“Why, to help in the fight, of course!” shouted that young man brightly. “We’ve got a gun too, have we not?”
“Yes, but you ain’t going to use it,” returned Captain Franks, losing all sight of the fact that military authority was now paramount. “Cap’en Warner”—they were now so close that he had not even to use his speaking-trumpet—“you know that wood-pile you passed three miles up? If the enemy think of that, we’re gone geese! Full steam ahead and stand by to protect it. If there’s nobody there, you get on board every stick you can carry—enough for us as well as yourselves.”
“Don’t go, captain,” said Brian encouragingly. “He’s trying to do you out of the fight. Sure I’ll stand by you.”
“You’ll be coming on board here in irons as a mutineer in another two minutes, young gentleman,” returned Captain Franks savagely. “Cap’en Warner, who’s senior skipper of this flotilla? You have your orders.”
“Aye, aye, Cap’en Franks!” responded Captain Warner peaceably. “You coming with us, sir?”
“Not a bit of it!” said Brian, and jumped from one ship to the other as the Nebula drew away. He landed neatly on the paddle-box, but his orderly, following as in duty bound, fell into the water, and had to be rescued with ropes by the Irish soldiers, who were enjoying themselves hugely. Hauling him up on deck meant displacing the bulwark of boxes, which brought Captain Franks down from the bridge in wrath to insist upon its being put back instantly, in which he was backed by Captain Montgomery as soon as he understood what had to be done next. The flat-bottomed boat containing the horses drew considerably less water than the steamer, and lay farther up the little creek in the sand, so that the Asteroid had to back towards her for the tow-rope to be attached, and go ahead again to tow her out. While this manœuvre was going on, the twelve-pounder was necessarily out of action, and the enemy, waxing bold, made their appearance in the dry bed of the river, as though resolved to emulate the unique feat of the French in the Texel, and capture a vessel by means of cavalry. But the European soldiers, lying down behind the boxes, fired through the openings between them, and though the small remainder of precious ammunition was woefully diminished, the enemy’s courage soon evaporated.

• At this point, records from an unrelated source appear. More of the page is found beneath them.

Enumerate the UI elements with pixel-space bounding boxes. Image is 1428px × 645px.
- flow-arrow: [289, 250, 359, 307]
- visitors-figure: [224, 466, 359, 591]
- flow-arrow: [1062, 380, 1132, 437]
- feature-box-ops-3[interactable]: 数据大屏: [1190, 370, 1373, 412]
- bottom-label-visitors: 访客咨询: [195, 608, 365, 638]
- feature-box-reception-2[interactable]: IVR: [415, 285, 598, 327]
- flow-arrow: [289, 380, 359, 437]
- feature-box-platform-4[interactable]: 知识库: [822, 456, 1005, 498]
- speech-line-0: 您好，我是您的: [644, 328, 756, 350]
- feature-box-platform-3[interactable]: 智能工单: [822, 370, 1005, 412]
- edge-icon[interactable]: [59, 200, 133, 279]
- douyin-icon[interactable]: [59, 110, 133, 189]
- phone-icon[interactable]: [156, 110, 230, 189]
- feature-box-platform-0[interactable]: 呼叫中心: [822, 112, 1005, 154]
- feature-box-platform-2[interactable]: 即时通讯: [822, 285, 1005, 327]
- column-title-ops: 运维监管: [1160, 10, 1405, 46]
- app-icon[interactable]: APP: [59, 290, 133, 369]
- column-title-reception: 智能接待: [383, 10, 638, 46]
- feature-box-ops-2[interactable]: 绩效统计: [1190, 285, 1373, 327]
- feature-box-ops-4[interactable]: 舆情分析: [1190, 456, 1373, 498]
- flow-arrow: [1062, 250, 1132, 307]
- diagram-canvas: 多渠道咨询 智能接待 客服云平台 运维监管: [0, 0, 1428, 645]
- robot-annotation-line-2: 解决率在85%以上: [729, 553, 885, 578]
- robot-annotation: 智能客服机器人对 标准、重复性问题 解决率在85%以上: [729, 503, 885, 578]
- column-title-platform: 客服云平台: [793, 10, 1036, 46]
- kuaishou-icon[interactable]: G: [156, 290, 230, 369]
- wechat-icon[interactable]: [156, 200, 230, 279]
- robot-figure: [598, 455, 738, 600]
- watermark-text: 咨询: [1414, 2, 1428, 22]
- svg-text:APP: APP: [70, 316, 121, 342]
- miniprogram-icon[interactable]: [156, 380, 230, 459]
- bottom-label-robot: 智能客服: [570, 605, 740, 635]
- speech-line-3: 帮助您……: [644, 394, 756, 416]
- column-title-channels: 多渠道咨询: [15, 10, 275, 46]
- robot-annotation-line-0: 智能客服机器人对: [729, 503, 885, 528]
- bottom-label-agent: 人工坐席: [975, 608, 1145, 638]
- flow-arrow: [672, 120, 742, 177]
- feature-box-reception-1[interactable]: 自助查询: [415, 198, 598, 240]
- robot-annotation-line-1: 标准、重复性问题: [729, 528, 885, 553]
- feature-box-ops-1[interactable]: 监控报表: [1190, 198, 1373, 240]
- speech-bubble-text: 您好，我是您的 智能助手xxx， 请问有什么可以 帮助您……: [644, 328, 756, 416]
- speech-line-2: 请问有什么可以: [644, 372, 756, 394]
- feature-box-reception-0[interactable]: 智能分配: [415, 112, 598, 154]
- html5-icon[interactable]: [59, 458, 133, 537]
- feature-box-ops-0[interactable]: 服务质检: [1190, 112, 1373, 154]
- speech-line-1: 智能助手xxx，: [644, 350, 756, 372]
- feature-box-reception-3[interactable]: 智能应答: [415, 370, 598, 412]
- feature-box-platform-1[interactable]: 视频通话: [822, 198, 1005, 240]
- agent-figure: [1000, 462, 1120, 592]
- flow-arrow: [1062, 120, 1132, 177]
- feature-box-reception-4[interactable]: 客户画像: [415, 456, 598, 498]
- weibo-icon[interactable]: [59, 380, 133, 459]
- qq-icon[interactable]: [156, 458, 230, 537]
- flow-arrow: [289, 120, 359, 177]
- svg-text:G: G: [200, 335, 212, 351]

The danger was not over yet, however. The steamer was laden almost to the water’s edge, and the flat overcrowded and difficult to move. Twice she ran aground, and once the tow-rope broke, while the resourceful enemy added to the confusion by opening fire from the three guns he had by this time mounted under the trees by the water-gate. Musketry was of no avail at such a distance, and the Asteroid drew off again and brought her gun to bear, while the mate led a party of volunteers to the rescue of the flat. Three times was she brought a little way in triumph, and three times was the triumph checked, but at last she was got out into the stream, while the Asteroid kept down the fire of the prudent gunners at the gate. The course of the river took the steamer and her unwieldy consort nearer the shore again as they moved off, and they were assailed not only by the guns, but by musketry fire from matchlockmen posted in every patch of cover. Every one had to lie flat on the deck save Captain Franks, who seemed to bear a charmed life as he conned his ship through the winding channel. So obvious were the dangers of the navigation that the enemy on the bank kept up with the steamer for two miles, in the earnest hope of seeing her run aground, when they could have poured down on the sands and stormed her. But she failed to fulfil their expectation, and drew up at length level with the Nebula, placidly taking in logs from a colossal stack on the opposite bank till she looked like a floating wood-pile. They anchored for the night side by side.
“And we never had a fight at all, at all!” said Brian.
“A pretty fair imitation of one,” said Richard. “You might let your sister please herself with the belief that she has seen a fight at last.”
“Seen it?” demanded Eveleen tragically. “Not the least taste of it did I see—except puffs of smoke. Would you call it seeing to be at the bottom of a well, and hear all sorts of things going on without knowing what they were?”